Speaker
Description
The software toolbox used for "big data" analysis in the last few years is rapidly changing. The adoption of software design approaches able to exploit the new hardware architectures and improve code expressiveness plays a pivotal role in boosting data processing speed, resources optimisation, analysis portability and analysis preservation.
The scientific collaborations in the field of High Energy Physics (e.g. the LHC experiments, the next-generation neutrino experiments, and many more) are devoting increasing resources to the development and implementation of bleeding-edge software technologies in order to cope effectively with always growing data samples, pushing the reach of the single experiment and of the whole HEP community.

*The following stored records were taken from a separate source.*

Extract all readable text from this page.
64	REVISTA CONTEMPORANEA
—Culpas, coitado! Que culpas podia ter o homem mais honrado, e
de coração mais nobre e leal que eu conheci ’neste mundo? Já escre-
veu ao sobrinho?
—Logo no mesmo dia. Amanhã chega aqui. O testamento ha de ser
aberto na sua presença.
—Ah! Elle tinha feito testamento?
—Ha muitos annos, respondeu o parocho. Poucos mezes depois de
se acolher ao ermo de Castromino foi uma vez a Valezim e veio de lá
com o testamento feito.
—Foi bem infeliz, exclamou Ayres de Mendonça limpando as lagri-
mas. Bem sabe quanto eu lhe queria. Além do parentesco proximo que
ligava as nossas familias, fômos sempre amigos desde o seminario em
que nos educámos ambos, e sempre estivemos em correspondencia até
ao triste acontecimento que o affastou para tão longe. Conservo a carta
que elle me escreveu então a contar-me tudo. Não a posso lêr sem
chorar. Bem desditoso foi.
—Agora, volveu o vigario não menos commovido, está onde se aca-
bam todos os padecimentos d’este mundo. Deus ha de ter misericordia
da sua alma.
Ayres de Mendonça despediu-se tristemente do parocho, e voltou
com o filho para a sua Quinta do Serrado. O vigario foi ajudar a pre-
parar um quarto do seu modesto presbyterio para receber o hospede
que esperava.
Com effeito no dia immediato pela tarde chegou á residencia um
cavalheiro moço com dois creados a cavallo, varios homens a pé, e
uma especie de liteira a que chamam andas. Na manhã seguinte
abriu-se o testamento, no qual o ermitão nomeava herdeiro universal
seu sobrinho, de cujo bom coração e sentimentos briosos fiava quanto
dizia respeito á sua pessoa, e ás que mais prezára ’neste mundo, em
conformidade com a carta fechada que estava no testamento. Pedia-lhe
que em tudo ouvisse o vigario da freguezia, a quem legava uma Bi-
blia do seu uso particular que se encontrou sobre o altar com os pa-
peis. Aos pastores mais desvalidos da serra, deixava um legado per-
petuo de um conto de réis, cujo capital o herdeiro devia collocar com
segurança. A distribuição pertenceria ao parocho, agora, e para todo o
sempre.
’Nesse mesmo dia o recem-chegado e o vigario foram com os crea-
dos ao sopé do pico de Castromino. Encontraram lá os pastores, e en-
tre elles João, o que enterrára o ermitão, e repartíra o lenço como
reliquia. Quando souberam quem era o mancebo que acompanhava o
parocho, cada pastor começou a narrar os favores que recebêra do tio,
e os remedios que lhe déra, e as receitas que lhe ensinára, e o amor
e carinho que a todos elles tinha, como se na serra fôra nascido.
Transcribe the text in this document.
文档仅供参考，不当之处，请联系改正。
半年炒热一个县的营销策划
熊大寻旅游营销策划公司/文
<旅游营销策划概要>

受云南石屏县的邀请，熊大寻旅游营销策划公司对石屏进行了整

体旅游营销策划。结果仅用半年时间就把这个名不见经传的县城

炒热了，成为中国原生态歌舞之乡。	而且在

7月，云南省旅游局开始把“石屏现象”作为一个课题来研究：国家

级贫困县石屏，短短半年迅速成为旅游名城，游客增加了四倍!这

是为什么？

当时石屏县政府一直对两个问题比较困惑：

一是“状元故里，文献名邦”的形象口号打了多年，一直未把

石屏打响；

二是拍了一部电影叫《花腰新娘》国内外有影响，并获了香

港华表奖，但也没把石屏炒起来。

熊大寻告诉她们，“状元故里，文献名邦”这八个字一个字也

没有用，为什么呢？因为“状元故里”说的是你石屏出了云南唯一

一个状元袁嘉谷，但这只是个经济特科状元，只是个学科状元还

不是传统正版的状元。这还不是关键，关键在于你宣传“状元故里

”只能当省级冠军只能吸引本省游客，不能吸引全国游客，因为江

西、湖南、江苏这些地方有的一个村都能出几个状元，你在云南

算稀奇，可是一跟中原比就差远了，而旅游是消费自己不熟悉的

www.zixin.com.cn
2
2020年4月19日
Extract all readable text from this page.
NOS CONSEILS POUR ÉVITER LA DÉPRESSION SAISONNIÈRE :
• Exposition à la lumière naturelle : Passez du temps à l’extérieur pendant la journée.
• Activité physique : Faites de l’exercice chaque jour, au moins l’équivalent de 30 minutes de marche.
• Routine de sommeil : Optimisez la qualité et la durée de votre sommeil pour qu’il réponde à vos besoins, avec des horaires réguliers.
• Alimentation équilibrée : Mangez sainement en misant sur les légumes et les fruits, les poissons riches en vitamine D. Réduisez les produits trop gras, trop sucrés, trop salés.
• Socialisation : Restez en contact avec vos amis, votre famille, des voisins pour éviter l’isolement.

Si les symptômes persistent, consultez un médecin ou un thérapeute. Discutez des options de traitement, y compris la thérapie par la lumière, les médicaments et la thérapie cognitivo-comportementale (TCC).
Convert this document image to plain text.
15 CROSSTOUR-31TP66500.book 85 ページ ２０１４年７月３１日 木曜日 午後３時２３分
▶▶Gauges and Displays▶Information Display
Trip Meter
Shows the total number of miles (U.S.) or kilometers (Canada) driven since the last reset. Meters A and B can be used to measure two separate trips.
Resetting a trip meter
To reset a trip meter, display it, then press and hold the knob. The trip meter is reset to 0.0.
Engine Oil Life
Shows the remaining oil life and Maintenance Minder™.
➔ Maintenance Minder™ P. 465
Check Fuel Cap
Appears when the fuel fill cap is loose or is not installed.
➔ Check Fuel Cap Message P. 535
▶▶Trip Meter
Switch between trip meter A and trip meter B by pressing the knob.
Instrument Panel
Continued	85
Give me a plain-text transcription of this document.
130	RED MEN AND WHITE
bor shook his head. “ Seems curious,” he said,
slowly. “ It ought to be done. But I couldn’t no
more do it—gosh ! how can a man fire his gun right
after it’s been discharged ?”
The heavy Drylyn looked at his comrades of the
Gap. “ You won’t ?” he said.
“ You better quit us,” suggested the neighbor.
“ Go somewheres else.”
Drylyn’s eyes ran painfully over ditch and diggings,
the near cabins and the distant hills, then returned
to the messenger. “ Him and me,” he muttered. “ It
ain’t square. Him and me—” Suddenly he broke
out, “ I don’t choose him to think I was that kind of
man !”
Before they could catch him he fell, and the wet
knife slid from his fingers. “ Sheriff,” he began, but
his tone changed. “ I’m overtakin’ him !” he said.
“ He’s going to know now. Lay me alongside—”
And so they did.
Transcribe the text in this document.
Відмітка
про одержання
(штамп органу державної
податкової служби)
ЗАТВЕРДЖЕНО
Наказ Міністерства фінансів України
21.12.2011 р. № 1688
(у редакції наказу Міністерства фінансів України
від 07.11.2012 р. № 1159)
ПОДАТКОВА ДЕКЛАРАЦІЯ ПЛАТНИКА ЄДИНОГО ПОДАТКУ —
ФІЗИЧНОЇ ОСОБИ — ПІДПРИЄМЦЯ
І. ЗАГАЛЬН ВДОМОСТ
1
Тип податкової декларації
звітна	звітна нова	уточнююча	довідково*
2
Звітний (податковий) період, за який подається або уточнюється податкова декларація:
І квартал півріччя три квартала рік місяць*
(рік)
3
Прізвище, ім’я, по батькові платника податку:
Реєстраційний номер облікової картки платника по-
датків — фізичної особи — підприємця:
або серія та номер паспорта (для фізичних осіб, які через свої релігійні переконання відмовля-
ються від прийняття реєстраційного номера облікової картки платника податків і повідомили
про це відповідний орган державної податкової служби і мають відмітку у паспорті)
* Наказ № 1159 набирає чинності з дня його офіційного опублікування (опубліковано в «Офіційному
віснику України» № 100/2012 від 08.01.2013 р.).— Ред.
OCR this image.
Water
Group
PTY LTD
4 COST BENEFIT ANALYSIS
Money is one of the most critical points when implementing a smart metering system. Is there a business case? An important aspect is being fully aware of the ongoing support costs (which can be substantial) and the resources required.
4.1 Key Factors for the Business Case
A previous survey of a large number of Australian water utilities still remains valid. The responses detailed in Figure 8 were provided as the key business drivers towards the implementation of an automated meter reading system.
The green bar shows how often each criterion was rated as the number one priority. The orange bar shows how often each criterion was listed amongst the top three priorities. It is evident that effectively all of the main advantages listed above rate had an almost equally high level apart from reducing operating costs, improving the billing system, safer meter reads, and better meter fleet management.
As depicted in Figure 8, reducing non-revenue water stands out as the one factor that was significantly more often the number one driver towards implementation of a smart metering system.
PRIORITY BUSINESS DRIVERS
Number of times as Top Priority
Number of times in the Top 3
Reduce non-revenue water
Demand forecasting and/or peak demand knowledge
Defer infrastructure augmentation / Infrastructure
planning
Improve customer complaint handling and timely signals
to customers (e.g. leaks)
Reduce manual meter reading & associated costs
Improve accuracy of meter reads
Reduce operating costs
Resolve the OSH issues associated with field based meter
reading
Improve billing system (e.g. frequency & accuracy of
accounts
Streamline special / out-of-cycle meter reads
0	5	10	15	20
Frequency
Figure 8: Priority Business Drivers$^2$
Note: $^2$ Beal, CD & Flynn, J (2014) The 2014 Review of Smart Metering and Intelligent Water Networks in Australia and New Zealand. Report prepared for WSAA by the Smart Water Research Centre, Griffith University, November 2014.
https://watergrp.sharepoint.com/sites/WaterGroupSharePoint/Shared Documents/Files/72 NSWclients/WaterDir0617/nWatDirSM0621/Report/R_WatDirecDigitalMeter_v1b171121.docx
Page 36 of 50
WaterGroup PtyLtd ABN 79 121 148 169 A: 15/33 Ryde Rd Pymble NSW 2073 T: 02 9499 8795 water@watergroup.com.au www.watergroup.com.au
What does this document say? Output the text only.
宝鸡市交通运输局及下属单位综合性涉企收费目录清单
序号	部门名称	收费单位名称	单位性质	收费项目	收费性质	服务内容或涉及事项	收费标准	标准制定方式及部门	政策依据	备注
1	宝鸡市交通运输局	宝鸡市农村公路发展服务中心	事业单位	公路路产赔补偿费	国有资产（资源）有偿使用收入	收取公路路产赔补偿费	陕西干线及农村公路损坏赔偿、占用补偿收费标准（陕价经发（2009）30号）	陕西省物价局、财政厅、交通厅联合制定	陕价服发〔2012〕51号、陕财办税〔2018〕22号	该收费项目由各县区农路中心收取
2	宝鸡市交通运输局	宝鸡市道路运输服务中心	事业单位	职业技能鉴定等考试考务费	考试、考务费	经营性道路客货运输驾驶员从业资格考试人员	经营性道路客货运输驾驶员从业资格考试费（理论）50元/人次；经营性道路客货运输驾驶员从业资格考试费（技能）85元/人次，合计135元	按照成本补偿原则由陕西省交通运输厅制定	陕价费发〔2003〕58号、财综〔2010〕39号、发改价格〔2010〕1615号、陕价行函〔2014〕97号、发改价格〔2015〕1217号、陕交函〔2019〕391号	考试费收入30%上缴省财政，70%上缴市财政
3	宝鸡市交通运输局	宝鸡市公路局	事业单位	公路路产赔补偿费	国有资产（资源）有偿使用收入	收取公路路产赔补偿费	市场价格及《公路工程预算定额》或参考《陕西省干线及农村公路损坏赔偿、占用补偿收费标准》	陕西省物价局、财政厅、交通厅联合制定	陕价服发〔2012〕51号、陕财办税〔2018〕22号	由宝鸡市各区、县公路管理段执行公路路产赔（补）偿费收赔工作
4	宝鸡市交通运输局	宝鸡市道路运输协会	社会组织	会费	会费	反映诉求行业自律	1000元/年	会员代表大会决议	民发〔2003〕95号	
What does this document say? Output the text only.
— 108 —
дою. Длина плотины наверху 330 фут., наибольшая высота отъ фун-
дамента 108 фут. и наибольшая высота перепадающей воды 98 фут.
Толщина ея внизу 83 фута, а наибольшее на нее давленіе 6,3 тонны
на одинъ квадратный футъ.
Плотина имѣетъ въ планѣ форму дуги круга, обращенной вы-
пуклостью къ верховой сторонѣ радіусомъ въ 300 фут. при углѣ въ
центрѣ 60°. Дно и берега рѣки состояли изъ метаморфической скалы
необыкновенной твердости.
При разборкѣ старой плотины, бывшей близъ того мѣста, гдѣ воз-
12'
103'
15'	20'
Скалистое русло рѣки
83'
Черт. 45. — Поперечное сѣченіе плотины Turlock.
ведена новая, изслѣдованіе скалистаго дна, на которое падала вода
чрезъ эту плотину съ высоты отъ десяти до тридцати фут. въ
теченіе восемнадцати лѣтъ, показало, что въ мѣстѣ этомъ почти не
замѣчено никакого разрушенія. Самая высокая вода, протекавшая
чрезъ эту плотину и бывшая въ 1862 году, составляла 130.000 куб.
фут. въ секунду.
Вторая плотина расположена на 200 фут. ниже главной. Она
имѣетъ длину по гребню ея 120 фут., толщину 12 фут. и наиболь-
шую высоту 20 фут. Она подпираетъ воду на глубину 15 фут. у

The introduction of declarative paradigms in the analysis description and implementation is growing interest and support in the main collaborations. This approach can simplify and speed-up the analysis description phase, support the portability of the analyses among different datasets/experiments and strengthen the preservation and reproducibility of the results. Furthermore this approach, providing a deep decoupling between the analysis algorithm and back-end implementation, is a key element for present and future processing speed, potentially even with back-ends not existing today.
A framework characterised by a declarative paradigm for the analysis description and able to operate on datasets from different experiments is under development in the frame of the ICSC (Centro Nazionale di Ricerca in HPC, Big Data and Quantum Computing, Italy). The Python-based demonstrator provides a declarative interface for the implementation of an analysis of HEP event data, with support for different input data formats and for the extension to longer chains of analysis tasks.
Status and development plan of the demonstrator will be discussed.